Her heart is no longer beating fast. Her hands aren’t trembling any more. She is calm and everything is perfectly clear. She has come to the end of something.
And then Jacques suddenly begins to shout.
‘Don’t talk to me in that tone of voice!’
She doesn’t understand. She had spoken softly to him. Not one word louder than the rest. But Jacques is off again: ‘You do not have the right to speak to me in that tone!’
She’s no longer breathing. She looks around, looks for a point of anchorage, something fixed and tangible, she’s looking for something that has a name, a name that no one can dispute, a shelf, a drawer, a hanging file, she’s incapable of uttering a sound.
He is beside himself. He goes on: ‘I forbid you to talk to me like that. You are insulting me, Mathilde. I am your line manager and you are insulting me!’

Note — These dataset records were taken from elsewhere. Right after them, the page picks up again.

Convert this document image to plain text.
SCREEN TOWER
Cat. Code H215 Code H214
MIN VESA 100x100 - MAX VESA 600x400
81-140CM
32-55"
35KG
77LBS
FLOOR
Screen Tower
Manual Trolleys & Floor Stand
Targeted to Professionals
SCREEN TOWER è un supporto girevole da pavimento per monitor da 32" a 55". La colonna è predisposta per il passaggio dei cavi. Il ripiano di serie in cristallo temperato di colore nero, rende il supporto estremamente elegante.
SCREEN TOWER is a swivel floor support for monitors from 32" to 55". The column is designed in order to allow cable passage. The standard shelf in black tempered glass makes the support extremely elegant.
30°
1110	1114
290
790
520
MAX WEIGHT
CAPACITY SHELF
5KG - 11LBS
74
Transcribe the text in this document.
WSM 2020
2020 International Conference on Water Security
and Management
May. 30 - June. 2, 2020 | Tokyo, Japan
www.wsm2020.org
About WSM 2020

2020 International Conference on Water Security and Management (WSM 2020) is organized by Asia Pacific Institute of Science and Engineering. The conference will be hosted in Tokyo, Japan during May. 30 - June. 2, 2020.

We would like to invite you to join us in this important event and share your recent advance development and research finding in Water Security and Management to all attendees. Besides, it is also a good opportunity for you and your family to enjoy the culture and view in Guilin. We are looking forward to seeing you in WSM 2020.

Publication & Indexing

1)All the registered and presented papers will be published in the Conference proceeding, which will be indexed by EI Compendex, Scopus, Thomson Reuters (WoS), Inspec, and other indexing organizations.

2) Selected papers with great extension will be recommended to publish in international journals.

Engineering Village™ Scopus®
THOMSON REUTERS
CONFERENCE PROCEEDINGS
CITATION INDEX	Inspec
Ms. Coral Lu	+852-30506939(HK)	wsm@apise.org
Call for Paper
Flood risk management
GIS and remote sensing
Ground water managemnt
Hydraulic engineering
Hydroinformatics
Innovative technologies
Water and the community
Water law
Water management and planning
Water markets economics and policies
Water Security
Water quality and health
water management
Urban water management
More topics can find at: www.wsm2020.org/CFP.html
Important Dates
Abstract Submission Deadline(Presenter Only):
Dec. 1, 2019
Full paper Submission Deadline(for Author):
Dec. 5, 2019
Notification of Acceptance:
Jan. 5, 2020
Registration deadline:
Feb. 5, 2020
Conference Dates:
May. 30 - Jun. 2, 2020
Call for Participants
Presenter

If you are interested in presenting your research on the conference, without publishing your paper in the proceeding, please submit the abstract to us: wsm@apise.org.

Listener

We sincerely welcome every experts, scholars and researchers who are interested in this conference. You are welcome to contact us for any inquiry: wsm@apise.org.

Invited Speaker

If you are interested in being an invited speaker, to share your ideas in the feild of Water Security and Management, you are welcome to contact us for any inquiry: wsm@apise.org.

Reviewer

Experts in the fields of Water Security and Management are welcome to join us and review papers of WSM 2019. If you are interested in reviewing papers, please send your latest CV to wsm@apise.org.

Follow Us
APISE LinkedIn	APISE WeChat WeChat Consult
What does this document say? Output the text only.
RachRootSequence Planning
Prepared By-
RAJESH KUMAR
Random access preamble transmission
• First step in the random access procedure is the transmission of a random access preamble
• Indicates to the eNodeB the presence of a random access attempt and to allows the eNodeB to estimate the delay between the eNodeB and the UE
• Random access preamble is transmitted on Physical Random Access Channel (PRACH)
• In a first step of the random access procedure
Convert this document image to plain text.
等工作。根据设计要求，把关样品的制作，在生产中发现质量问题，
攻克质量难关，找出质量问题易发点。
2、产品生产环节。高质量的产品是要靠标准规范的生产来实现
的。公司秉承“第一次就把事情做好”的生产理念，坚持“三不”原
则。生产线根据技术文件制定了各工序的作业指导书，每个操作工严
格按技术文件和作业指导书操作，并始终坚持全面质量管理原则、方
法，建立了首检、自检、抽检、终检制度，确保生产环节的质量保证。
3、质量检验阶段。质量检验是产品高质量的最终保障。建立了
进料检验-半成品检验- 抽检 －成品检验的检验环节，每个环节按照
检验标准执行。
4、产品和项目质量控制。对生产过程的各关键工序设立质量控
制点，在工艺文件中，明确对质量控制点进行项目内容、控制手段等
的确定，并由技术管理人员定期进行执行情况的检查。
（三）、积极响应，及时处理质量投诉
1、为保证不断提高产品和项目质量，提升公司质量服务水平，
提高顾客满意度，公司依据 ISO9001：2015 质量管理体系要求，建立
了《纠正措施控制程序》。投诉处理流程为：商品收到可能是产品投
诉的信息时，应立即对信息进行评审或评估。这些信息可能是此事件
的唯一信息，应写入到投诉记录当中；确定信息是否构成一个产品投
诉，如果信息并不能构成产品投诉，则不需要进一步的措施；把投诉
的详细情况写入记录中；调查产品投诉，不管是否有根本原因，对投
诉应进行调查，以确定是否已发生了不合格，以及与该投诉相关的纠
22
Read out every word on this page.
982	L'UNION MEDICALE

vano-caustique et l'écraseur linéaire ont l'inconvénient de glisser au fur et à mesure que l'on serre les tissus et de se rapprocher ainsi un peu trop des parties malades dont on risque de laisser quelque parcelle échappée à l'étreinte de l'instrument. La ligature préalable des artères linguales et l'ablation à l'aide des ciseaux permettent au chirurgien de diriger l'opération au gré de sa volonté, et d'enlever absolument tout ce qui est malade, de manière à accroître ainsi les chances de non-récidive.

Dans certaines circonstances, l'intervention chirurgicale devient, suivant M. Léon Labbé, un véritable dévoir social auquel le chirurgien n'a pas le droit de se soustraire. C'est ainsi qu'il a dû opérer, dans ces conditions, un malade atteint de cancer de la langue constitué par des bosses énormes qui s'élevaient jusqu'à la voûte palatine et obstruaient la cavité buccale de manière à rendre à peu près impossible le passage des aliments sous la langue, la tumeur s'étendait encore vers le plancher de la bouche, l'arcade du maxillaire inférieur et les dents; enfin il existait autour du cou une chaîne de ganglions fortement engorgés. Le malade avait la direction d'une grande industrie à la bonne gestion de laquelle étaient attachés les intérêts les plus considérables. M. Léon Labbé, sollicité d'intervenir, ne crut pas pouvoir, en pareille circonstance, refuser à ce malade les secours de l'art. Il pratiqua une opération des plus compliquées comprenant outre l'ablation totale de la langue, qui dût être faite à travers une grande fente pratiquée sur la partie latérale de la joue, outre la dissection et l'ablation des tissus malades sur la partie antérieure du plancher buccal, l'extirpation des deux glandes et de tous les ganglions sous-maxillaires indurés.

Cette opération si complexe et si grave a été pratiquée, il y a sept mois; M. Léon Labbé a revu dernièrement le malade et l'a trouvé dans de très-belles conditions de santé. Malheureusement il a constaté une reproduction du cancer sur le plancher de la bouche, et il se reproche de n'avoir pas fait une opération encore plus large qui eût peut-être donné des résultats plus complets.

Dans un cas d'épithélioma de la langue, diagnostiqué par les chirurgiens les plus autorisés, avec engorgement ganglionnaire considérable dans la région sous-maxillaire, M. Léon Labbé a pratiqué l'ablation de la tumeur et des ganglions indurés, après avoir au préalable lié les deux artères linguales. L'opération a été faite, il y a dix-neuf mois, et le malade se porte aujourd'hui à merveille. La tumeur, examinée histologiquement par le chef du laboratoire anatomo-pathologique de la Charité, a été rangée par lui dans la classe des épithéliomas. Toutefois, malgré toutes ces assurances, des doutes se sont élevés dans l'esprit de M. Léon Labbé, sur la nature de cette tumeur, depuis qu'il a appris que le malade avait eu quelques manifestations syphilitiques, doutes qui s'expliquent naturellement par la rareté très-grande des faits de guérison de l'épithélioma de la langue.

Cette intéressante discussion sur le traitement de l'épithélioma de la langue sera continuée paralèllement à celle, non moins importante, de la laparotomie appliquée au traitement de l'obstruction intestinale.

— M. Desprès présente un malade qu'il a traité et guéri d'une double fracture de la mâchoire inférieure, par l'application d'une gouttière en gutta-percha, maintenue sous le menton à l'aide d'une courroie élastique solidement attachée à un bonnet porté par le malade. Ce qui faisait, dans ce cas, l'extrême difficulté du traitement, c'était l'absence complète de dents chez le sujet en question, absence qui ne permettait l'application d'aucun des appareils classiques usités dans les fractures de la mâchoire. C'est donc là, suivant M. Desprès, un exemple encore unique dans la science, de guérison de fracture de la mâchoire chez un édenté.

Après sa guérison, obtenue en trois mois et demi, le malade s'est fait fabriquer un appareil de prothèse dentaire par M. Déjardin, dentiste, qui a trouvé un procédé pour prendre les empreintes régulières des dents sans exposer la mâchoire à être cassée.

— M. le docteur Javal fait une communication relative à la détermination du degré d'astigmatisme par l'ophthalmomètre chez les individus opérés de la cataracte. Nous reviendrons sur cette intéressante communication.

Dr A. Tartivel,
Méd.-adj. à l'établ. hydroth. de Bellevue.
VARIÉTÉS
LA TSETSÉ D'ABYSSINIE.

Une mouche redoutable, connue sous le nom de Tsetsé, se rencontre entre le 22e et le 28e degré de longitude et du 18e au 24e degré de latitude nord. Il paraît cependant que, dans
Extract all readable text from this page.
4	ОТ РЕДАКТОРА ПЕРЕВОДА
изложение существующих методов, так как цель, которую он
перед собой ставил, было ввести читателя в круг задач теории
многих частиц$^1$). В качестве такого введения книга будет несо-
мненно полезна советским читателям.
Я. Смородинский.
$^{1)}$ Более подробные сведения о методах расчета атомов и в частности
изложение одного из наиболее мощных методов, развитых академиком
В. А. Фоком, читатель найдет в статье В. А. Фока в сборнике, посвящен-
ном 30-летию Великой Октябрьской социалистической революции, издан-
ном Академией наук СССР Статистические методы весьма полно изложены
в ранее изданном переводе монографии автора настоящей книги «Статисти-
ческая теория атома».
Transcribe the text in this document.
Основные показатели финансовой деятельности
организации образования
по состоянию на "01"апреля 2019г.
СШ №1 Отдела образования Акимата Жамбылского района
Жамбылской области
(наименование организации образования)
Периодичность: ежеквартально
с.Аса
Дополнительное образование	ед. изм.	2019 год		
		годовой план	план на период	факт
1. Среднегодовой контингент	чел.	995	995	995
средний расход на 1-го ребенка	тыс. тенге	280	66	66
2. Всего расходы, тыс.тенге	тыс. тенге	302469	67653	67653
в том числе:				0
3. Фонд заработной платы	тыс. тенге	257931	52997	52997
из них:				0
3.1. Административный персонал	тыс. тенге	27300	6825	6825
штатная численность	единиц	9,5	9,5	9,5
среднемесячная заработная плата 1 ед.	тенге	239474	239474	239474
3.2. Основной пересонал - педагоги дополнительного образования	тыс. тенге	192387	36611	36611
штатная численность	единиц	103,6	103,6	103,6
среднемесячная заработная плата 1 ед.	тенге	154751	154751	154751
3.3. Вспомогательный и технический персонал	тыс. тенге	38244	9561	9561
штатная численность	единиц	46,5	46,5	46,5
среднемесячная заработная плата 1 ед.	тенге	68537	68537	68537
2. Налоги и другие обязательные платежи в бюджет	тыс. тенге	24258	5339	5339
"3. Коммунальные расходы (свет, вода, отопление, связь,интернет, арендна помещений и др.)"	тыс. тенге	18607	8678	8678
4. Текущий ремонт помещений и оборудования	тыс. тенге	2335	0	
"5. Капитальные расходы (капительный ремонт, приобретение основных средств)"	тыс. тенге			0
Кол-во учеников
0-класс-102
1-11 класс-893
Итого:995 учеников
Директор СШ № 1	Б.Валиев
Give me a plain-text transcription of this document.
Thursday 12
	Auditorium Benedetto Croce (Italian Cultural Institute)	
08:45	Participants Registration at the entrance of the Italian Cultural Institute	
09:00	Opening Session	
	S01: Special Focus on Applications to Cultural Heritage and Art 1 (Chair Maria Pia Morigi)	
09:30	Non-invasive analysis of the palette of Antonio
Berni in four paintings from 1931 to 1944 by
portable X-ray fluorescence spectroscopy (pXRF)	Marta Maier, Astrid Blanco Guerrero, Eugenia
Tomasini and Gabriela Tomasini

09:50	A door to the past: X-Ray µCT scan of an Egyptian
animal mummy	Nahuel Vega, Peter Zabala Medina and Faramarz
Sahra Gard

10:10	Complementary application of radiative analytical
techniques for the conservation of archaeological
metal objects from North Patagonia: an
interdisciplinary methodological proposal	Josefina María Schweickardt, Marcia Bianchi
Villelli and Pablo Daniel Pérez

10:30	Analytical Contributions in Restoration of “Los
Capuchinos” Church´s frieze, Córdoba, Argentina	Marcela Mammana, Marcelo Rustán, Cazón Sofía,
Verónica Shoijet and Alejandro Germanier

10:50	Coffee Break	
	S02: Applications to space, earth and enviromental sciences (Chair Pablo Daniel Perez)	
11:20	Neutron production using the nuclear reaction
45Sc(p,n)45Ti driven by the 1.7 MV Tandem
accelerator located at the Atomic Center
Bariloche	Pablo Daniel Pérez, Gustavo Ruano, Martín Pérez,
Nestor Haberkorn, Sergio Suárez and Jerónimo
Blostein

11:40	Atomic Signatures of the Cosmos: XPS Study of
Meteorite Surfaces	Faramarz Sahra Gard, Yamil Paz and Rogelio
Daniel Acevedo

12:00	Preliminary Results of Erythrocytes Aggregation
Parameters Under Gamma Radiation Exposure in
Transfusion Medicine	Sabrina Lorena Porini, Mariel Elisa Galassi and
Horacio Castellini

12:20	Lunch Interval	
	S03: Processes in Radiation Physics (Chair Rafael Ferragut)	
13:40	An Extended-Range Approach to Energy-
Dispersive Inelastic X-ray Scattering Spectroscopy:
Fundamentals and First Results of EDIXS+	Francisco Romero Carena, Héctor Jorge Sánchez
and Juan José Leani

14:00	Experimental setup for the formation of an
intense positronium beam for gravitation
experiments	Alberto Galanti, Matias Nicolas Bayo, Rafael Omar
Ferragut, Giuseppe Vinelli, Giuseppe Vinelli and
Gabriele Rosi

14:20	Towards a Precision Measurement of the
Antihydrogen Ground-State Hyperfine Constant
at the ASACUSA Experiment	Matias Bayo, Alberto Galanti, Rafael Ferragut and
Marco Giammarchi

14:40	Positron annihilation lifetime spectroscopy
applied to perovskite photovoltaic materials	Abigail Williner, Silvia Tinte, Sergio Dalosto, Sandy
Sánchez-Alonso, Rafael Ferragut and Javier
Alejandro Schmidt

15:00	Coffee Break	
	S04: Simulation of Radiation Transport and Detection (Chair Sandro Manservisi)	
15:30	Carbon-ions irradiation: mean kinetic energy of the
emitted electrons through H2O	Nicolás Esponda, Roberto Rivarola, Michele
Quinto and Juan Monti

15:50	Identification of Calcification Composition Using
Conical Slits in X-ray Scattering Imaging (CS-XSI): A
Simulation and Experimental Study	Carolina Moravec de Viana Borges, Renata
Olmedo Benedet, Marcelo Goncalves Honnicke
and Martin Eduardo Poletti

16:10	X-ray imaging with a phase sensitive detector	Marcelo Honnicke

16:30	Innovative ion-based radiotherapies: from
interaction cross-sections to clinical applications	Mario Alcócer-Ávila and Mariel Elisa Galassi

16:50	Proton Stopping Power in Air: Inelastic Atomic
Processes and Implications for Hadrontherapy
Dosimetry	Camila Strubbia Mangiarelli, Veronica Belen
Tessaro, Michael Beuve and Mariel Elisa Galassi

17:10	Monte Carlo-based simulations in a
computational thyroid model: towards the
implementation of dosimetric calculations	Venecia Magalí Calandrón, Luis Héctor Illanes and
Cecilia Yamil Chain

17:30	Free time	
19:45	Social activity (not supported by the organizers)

Suddenly she understands. What he’s up to.
His door is wide open and he’s shouting so that everyone can hear. He repeats: ‘I forbid you to speak to me in that tone. What’s come over you?’
Everyone can vouch for the fact that Mathilde Debord insulted him on the phone.
She’s speechless. This can’t be happening.
Jacques goes on. He responds to her silence with indignant exclamations, takes offence, gets enraged, exactly as though he were reacting to what she was saying. Eventually he says: ‘You are becoming coarse, Mathilde. I refuse to have this conversation with you.’
He has hung up.
Then the image comes back. Jacques’s face, swollen, with a trickle of blood coming from his mouth.